# FreeBSD intermittently stops forwarding packets



## Amerlok (Feb 9, 2010)

This may seem impossible but I have been working for over three weeks on a FreeBSD machine setup as a gateway.  Several times during the day, Internet access from the internal network just stops.  No DNS, no pings, nothing.  After a few minutes, it comes back.

I have tried ALTQ with priq, cbq and finally hfsc.  I have tried kernels with and without device polling.  Finally, today we got a good HFSC configuration and were in the middle of a test with some heavy Internet traffic when the problem came up again.

netstat -id showed no drop packets.

netstat -m looked ok.

I could ping yahoo.com from the gateway but not from the internal network.  On the gateway, tcpdump showed the packets coming in on the internal interface but nothing going out on the external interface.

When I toogled packet forwarding (sysctl -w net.inet.ip.forwarding=0 / sysctl -w net.inet.ip.forwarding=1), the problem disappears.

I am running FreeBSD 7.2-p6 with a Marvel NIC (msk0) as the internal interface and a D-Link NIC (rl0) as the external one.

I am curious.  Has anyone else seen this problem or has any idea where I can start looking for why packet forwarding is hanging?


----------



## aragon (Feb 9, 2010)

Interesting.  Sounds like a bug to me.  Is it possible to run the gateway with traffic shaping and/or firewalling disabled for a while to see if it happens again?

I think you should log a PR too.


----------



## Amerlok (Feb 10, 2010)

I have tried with traffic shaping off.  The problem persists.

Turning off PF is not a possibility because the machine is in production.

I was thinking that it could be a driver/hardware issue.  msk0 is on the board but it will not do polling.  rl0 is in an old D-Link card in the PCI slot.  Today, I am going to try to replace them with a dual-port Intel card in a PCI-Express slot.


----------



## aragon (Feb 10, 2010)

Have you tried disabling and re-enabling PF when it happens?  And/or flushing its ruleset and reloading it?


----------



## Amerlok (Feb 11, 2010)

Disabling PF is not an option (unless I rebuild the machine with something else).

Doing a "pfctl -f /etc/pf.conf" when the problem occurs does not solve it.

So far the only thing that seeming to help is toogling IP Forwarding.  I put a cron that does this every minute and the problem has not come up again.

Last night, we put in the PCI-X dual port Intel NIC.  Now I am trying the configuration with "em" drivers but that is introducing a whole new set of problems.  The machine hangs with "polling" enabled on the NICs.  So far, it has worked fine all morning without polling.

At lunch time, we are going to stop toogling IP Forwarding and see what happens this afternoon.  If it holds, the problem is the drivers.  If not, the problem is with IP Forwarding.


----------



## Amerlok (Mar 2, 2010)

Just to let others know the final result of all of this, I added a Intel dual-port NIC.  That seemed to solve the problem with IP Forwarding but this lead to the discovering of another problem.  Traffic on the external interface would intermittently stop.
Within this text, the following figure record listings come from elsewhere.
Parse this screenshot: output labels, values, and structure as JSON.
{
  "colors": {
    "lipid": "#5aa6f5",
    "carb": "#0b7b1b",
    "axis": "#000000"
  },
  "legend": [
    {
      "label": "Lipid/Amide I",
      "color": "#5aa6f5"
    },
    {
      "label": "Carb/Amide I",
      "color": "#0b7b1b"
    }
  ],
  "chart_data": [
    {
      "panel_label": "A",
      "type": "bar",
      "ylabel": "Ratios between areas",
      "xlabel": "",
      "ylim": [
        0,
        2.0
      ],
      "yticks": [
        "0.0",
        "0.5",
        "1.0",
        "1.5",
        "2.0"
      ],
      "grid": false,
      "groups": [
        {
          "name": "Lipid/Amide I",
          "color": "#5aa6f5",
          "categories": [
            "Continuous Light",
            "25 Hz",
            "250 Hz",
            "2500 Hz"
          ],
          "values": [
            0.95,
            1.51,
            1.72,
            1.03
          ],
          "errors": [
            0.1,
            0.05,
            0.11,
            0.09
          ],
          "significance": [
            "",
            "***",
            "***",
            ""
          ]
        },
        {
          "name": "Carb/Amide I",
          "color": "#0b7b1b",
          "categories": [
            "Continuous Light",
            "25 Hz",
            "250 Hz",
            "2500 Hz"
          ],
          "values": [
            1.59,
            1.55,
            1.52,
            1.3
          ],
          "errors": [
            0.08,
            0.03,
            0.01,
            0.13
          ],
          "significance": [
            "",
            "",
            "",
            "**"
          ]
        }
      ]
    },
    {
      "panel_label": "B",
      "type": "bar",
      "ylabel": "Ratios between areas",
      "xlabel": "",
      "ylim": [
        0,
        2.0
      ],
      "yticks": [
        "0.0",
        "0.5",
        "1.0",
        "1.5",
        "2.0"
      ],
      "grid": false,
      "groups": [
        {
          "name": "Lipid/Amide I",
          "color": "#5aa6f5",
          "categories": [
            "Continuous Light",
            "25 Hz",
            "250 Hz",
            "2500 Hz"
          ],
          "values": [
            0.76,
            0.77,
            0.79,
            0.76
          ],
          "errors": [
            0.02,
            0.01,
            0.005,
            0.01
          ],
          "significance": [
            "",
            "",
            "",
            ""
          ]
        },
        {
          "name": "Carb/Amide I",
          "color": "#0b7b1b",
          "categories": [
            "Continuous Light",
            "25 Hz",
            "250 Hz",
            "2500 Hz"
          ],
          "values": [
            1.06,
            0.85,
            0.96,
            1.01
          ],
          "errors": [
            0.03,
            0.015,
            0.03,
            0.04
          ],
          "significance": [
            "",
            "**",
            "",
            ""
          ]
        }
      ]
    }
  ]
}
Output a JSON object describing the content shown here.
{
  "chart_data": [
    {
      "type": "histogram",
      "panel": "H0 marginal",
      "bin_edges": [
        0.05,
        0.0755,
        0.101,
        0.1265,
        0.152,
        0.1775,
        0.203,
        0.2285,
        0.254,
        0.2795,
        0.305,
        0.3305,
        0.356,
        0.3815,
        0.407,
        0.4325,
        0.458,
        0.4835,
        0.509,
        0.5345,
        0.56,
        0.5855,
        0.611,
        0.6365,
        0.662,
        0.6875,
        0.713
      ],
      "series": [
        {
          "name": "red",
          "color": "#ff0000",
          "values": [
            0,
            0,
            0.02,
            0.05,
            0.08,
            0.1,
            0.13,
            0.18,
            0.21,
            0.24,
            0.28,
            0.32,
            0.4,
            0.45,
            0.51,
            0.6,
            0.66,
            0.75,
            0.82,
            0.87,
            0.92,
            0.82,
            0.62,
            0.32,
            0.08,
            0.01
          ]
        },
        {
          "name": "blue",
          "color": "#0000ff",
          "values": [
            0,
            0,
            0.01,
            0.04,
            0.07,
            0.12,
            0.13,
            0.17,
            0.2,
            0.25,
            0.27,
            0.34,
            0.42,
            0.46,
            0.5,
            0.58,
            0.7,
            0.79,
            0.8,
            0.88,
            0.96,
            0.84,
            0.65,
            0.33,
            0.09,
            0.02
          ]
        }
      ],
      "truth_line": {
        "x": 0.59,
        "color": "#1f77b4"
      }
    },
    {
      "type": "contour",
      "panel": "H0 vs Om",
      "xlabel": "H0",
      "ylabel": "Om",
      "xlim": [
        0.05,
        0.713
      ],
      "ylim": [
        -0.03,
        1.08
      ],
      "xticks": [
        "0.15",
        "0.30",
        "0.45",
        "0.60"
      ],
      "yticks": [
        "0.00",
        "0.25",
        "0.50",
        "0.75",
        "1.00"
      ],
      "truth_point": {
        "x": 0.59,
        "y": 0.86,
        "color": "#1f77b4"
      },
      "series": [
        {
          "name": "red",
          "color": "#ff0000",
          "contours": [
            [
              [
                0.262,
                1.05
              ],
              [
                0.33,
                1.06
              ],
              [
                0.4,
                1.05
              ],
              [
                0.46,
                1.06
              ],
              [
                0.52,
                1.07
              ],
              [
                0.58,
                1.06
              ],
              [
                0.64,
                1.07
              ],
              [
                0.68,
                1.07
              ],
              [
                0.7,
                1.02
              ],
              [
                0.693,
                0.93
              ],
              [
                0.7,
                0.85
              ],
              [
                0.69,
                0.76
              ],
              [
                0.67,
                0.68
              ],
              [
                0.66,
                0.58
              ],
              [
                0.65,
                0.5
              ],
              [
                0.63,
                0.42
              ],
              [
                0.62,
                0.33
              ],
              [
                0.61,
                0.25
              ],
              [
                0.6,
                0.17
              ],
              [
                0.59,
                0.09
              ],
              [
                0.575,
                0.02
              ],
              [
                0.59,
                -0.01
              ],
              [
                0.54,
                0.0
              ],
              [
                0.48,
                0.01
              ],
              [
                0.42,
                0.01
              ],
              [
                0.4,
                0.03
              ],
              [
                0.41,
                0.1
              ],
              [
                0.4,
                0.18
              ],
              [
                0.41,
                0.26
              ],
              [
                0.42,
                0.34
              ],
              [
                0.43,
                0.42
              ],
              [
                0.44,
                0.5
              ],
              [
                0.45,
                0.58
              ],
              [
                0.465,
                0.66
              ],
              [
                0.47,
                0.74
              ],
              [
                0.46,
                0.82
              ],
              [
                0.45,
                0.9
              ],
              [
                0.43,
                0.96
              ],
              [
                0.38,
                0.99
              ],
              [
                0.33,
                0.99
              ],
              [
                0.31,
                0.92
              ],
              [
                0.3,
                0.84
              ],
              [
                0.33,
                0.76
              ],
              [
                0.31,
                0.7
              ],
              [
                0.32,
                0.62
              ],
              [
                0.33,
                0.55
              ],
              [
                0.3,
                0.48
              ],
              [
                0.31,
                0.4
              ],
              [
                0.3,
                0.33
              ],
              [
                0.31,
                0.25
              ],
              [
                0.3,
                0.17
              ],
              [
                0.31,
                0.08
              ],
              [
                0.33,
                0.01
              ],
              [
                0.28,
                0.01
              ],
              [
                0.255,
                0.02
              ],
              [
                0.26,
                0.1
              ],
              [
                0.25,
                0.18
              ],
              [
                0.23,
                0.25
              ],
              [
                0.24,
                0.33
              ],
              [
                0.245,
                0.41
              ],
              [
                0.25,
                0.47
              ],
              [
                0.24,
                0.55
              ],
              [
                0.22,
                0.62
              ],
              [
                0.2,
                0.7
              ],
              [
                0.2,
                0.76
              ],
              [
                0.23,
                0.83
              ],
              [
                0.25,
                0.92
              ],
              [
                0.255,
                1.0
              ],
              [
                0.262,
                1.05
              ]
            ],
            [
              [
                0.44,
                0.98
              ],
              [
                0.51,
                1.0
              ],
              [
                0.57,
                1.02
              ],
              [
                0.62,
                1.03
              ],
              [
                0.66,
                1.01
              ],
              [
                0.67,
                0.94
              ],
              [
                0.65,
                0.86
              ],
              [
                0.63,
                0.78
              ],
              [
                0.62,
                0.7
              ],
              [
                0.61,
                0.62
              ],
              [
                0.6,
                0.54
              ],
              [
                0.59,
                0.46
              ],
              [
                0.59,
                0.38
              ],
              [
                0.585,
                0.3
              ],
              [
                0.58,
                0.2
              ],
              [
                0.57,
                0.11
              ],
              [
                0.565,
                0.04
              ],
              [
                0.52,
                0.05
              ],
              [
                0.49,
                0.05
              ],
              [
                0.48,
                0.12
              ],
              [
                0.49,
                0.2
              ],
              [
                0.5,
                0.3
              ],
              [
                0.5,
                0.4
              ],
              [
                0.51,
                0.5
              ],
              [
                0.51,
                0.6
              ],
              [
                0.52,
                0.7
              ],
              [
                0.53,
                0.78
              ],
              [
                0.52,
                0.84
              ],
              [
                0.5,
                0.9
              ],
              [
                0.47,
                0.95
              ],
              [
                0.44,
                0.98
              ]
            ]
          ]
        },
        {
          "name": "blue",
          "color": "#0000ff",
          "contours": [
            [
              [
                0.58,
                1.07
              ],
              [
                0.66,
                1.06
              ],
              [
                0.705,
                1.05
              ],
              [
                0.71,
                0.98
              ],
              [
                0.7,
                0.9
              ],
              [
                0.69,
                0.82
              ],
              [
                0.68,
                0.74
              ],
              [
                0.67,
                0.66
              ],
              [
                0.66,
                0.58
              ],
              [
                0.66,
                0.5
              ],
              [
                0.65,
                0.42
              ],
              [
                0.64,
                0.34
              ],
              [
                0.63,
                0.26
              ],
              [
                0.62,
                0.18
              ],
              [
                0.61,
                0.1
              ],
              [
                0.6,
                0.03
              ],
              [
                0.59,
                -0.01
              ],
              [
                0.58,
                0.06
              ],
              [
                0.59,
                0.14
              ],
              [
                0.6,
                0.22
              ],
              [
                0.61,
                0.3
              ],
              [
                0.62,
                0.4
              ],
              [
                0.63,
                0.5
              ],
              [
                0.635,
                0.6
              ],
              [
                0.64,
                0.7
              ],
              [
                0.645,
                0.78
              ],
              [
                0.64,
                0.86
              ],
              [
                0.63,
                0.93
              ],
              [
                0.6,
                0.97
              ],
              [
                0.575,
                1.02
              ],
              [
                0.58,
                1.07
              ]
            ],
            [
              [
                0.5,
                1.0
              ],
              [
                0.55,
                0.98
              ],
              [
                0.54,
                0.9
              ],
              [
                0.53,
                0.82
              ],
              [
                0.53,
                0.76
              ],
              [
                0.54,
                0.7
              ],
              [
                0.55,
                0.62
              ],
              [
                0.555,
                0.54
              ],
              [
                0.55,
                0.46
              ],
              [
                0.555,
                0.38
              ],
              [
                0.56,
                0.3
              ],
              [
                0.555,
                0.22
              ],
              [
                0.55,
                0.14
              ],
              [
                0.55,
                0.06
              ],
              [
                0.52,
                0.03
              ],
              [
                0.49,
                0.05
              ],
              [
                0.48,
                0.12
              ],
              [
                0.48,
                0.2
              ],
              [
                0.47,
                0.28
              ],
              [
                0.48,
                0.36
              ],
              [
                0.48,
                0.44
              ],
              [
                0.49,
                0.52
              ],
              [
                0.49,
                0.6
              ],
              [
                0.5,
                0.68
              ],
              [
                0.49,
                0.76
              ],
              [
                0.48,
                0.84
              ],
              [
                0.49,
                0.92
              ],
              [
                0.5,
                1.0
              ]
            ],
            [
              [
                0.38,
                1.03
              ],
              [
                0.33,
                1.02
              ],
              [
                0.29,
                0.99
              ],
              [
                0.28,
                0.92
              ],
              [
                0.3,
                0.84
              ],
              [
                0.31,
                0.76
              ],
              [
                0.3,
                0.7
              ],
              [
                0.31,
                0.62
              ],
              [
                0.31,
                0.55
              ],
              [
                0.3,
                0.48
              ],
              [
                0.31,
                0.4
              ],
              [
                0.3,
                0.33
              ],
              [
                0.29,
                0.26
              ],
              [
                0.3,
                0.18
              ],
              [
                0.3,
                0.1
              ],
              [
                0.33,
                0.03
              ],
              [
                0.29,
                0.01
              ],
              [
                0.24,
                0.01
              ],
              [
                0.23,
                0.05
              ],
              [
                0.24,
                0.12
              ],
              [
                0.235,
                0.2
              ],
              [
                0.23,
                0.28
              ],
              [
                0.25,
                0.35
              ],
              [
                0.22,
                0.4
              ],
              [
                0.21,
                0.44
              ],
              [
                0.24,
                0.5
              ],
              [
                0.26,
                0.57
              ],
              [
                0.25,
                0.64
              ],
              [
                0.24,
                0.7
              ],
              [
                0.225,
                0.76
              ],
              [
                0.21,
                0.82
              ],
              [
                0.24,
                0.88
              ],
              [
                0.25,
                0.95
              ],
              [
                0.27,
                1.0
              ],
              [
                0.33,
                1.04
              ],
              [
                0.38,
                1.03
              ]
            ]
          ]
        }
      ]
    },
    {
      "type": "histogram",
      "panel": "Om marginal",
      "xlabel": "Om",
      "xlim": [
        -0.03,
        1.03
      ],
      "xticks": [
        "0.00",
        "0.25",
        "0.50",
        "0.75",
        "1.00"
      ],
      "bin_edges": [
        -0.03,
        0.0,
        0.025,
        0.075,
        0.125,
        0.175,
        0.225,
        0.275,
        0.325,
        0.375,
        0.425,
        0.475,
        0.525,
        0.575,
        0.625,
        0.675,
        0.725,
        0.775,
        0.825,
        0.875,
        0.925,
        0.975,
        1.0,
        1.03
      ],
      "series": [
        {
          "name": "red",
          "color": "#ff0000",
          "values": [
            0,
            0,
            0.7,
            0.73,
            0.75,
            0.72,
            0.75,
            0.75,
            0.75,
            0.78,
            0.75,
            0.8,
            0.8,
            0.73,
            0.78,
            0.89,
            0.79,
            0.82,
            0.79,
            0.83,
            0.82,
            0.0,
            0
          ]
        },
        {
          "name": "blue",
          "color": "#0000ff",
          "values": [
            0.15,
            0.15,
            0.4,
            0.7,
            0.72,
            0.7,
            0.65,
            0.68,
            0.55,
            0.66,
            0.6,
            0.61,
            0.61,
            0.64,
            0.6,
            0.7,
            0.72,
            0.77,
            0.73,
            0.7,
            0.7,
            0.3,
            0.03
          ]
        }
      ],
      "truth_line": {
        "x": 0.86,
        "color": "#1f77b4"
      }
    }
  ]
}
The case was a faulty router.  The router was replaced and everything is running fine.

The bottom line is I saw a problem with IP forwarding between a Realtek (rl0) and a Marvel (msk0) driver but I cannot be certain if it was FreeBSD 7.2, or the drivers, or the hardware in the server or the faulty router.  In any case, the problem was in more than one place.


----------



## Ruler2112 (Mar 2, 2010)

Just to throw my experience into here - I've been using a realtek NIC/drivers for several years forwarding packets between that and vr0/nfe0 NICs with no problems at all.  I would guess that it's a hardware problem, just gut feeling.

Glad you got it sorted out.


----------